# Index in Subgroup

## Theorem

Let $G$ be a group.

Let $H, K$ be subgroups of finite index of $G$.

Then:

$\index H {H \cap K} \le \index G K$

where $\index G K$ denotes the index of $K$ in $G$.

Equality happens if and only if $G = H K$.

## Proof

We list out all the left cosets of $H \cap K$ in $H$:

$H / \paren {H \cap K} = \set {h_n \paren {H \cap K}: h_n \in H, n \in I}$

where $I$ is some finite indexing set.

For each pair $h_i, h_j \in H \subseteq G$, where $i \ne j$:

$h_i^{-1} h_j \notin H \cap K \quad$ Cosets are Equal iff Product with Inverse in Subgroup

Since $H$ is a subgroup, $h_i^{-1} h_j \in H$.

Thus:

$h_i^{-1} h_j \notin K$

By Cosets are Equal iff Product with Inverse in Subgroup, $h_i K$ and $h_j K$ are different left cosets.

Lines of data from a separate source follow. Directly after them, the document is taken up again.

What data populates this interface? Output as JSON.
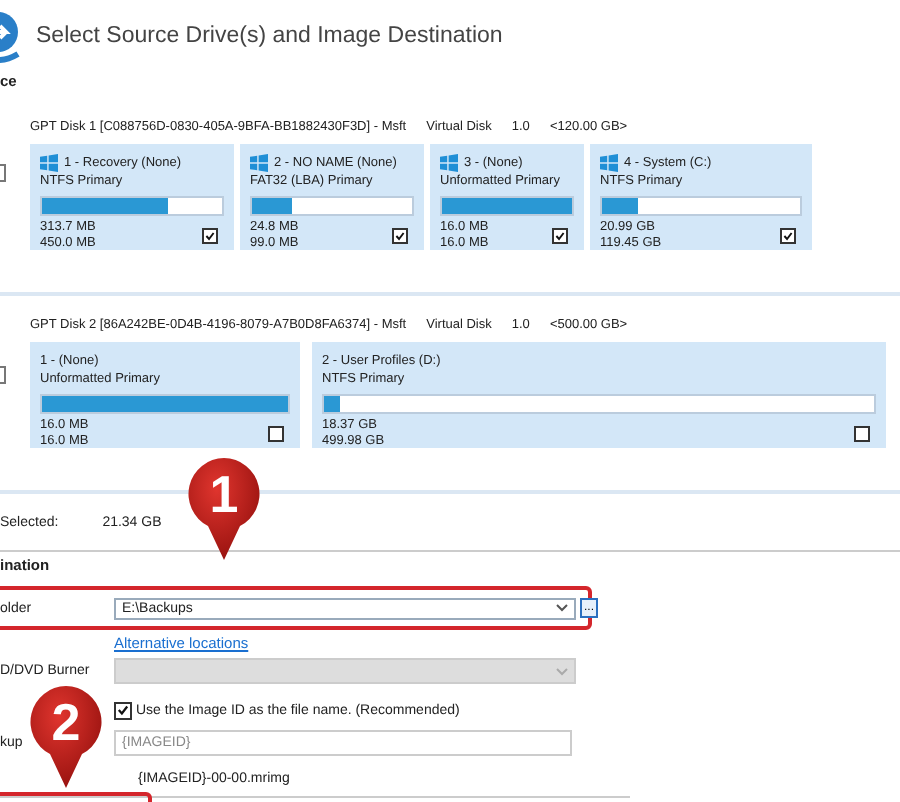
{
  "header": {
    "title": "Select Source Drive(s) and Image Destination",
    "section_label": "ce"
  },
  "disks": [
    {
      "name": "GPT Disk 1 [C088756D-0830-405A-9BFA-BB1882430F3D] - Msft",
      "type": "Virtual Disk",
      "version": "1.0",
      "size": "<120.00 GB>",
      "checked": false,
      "partitions": [
        {
          "name": "1 - Recovery (None)",
          "fs": "NTFS Primary",
          "level": 0.7,
          "used": "313.7 MB",
          "total": "450.0 MB",
          "checked": true,
          "os_icon": true
        },
        {
          "name": "2 - NO NAME (None)",
          "fs": "FAT32 (LBA) Primary",
          "level": 0.25,
          "used": "24.8 MB",
          "total": "99.0 MB",
          "checked": true,
          "os_icon": true
        },
        {
          "name": "3 -  (None)",
          "fs": "Unformatted Primary",
          "level": 1,
          "used": "16.0 MB",
          "total": "16.0 MB",
          "checked": true,
          "os_icon": true
        },
        {
          "name": "4 - System (C:)",
          "fs": "NTFS Primary",
          "level": 0.18,
          "used": "20.99 GB",
          "total": "119.45 GB",
          "checked": true,
          "os_icon": true
        }
      ]
    },
    {
      "name": "GPT Disk 2 [86A242BE-0D4B-4196-8079-A7B0D8FA6374] - Msft",
      "type": "Virtual Disk",
      "version": "1.0",
      "size": "<500.00 GB>",
      "checked": false,
      "partitions": [
        {
          "name": "1 -  (None)",
          "fs": "Unformatted Primary",
          "level": 1,
          "used": "16.0 MB",
          "total": "16.0 MB",
          "checked": false,
          "os_icon": false
        },
        {
          "name": "2 - User Profiles (D:)",
          "fs": "NTFS Primary",
          "level": 0.03,
          "used": "18.37 GB",
          "total": "499.98 GB",
          "checked": false,
          "os_icon": false
        }
      ]
    }
  ],
  "selected": {
    "label": "Selected:",
    "value": "21.34 GB"
  },
  "destination": {
    "section_label": "ination",
    "folder_label": "older",
    "folder_value": "E:\\Backups",
    "browse": "...",
    "alt_link": "Alternative locations",
    "burner_label": "D/DVD Burner",
    "burner_disabled": true,
    "use_id": {
      "label": "Use the Image ID as the file name.  (Recommended)",
      "checked": true
    },
    "filename_label": "kup",
    "filename_placeholder": "{IMAGEID}",
    "filename_preview": "{IMAGEID}-00-00.mrimg"
  },
  "callouts": [
    {
      "number": "1"
    },
    {
      "number": "2"
    }
  ]
}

Hence there must be at least $\index H {H \cap K}$ left cosets of $K$ in $G$, namely $h_n K$ for each $n \in I$.

It follows that $\index H {H \cap K} \le \index G K$.

$\Box$

### Equality

Suppose equality holds.

Then the construction above gives all left cosets of $K$ in $G$.

For any $x \in G$, $x \in h_i K$ for some $h_i \in H$.

Hence $G \subseteq H K$.

The inclusion $H K \subseteq G$ is seen from Group Axiom $\text G 0$: Closure.

Hence $G = H K$ by definition of set equality.

$\Box$

Now suppose $G = H K$.

To show equality we must show that the construction above gives all left cosets of $K$ in $G$.

Let $g K$ be a left coset of $K$ in $G$, where $x \in G$.

Since $G = H K$:

$\exists h \in H, k \in K: g = h k$
$g K = h \paren {k K} = h K$

Since $h \in H$:

$\exists i \in I: h \in h_i \paren {H \cap K}$
$h^{-1} h_i \in H \cap K \subseteq K$
$h_i K = h K = g K$

Hence all left cosets of $K$ in $G$ are obtained in the construction.

This gives equality.

$\blacksquare$